Well it’s finally a warm day in New York so we’ve gone out to hacky sack in Union Square hoping to find someone with a little schwag. Just kidding, it’s still cold as all hell and we’re counting down the days til House of Cards season 3 so we can never go outside again. Until then here’s a bit of what we’re into on the interwebs today.
- David Lynch made a little deranged cartoon for his website back in 2002. Dangerous Minds called it, “Dr. Katz on mescaline.” Sounds about right.
- Just last week some really attractive idiot was telling me all the reasons why the Bermuda Triangle is a really a vortex into a black hole and that’s where all the planes go. I complemented her shirt and got another drink. Then today this guy thinks he’s found the Malaysian plane. Spoiler alert: It’s gone through a vortex into a black hole.
- Mark Twain said a gold miner is a liar standing next to a hole in the ground. A Outside Magazine story tells how those liars are still standing next to holes in the ground to this day. Amazing writer Will Grant takes us on the trail for gold. We had hummus, grapes, tins of smoked oysters, and steaks bundled with dry ice; a bazooka-size tube of U.S. Geological Survey quadrangle maps, geologic topos, and Google Earth images; rock hammers, a sledgehammer, ore sample bags, and geologic compasses; two handguns and a flare gun; two boxes of wine and two bottles of liquor; and, specifically for Flint, who on doctor’s orders had quit drinking seven years ago, half an ounce of high-grade Colorado marijuana and five packs of Nat Shermans. Let’s ride!
- If your teacher doesn’t show up to class today it’s because your college is paying them nothing. We know you’ll likely just go back to your dorm room and hit the gravity bong but we’re here to let you know it’s Adjunct Walkout Day. So all those cool professors, the young ones that made jokes about Left Shark after the Super Bowl and drive vespas and got you into David Foster Wallace?
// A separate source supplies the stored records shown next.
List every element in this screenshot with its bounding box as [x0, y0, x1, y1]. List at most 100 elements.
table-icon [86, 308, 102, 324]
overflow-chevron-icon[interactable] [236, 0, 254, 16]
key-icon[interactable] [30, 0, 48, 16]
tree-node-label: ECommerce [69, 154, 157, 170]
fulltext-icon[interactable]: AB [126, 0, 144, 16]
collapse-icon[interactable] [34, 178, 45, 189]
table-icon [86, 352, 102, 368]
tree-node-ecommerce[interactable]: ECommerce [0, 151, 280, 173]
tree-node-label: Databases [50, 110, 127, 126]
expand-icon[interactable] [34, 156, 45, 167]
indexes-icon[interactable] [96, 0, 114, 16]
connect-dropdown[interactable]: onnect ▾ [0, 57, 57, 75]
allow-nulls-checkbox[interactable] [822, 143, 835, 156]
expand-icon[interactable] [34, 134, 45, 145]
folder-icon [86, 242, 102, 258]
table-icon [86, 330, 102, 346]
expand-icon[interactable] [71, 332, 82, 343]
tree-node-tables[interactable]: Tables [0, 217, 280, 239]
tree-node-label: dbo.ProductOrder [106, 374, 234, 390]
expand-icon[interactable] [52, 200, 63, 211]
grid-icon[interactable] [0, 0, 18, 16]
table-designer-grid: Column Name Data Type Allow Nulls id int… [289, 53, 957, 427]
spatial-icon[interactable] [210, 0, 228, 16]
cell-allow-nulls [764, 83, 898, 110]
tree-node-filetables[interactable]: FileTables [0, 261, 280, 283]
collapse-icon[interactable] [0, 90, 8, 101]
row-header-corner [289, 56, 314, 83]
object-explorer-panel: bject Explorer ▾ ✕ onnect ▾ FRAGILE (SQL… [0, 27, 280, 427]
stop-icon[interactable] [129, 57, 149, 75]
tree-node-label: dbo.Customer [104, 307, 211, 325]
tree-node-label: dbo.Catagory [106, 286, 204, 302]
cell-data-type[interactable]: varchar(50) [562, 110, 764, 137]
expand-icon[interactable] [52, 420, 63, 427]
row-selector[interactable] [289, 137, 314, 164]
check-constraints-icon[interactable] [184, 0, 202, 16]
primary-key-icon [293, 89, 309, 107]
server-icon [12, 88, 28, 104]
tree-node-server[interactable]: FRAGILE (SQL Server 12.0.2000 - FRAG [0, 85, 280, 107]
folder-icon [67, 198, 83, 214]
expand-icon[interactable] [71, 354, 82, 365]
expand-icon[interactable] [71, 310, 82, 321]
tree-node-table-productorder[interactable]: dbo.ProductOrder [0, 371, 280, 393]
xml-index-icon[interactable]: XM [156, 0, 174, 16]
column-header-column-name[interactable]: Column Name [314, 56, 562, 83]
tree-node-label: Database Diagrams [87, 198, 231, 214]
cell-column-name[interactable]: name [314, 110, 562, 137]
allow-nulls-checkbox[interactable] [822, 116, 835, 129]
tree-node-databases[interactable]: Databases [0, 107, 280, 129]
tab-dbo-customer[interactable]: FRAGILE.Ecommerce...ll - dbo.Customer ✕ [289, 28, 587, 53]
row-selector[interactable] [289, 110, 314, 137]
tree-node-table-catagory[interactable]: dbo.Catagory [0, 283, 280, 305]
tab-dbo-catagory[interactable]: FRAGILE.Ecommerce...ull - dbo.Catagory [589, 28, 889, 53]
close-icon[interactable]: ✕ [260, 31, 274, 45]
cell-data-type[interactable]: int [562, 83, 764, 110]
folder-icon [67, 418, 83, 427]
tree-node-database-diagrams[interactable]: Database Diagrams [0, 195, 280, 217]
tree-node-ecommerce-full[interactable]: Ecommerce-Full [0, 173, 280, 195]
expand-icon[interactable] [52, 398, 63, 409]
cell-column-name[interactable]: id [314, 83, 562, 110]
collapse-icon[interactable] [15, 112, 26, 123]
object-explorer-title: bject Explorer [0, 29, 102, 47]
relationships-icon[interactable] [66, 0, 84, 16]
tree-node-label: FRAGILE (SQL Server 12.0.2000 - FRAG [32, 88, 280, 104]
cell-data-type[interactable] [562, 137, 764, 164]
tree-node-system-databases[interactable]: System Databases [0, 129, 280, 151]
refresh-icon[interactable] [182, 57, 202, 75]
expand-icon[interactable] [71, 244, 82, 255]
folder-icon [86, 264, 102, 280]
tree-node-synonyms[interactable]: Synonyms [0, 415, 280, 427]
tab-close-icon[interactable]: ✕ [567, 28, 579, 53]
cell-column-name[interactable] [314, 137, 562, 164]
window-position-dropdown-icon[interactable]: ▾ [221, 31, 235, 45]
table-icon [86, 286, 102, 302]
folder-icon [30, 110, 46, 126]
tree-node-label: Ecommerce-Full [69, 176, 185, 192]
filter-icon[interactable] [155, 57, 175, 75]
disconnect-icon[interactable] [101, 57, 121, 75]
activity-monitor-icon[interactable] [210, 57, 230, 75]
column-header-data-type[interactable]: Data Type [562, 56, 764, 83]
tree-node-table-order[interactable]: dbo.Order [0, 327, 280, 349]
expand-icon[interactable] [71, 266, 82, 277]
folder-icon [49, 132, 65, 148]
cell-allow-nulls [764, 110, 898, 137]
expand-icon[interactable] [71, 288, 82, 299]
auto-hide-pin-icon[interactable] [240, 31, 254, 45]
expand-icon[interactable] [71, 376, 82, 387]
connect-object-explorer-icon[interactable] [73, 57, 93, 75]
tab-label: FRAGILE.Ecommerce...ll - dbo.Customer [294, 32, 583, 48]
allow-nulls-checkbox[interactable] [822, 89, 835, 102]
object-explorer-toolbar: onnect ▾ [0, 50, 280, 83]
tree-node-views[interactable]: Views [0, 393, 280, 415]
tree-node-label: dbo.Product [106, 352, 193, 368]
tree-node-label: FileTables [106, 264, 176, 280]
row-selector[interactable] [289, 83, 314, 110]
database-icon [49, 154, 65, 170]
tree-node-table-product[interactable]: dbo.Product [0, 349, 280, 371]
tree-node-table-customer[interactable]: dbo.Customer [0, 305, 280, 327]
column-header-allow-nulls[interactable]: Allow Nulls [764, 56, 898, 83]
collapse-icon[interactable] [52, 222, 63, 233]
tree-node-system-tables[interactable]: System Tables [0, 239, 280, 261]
They’re adjuncts. The old professors with unruly nose hair that drones on about Lord Byron’s peg leg, they’re tenured. Tell your college administration they should pay the adjunct’s more — or else you be left with Professor Nose Hair for four more years.
- Have we talked about how Empire is the best new show on TV? It’s basically King Lear set in the world of hip-hop moguls (they even acknowledge the King Lear similarities). Meta. It’s got all the moral anxiety of the Sopranos with heavy-handed soap opera dialogue of Dallas and Breaking Bad type plotlines. Oh and Courtney Love covers Al Green on it. Enough said.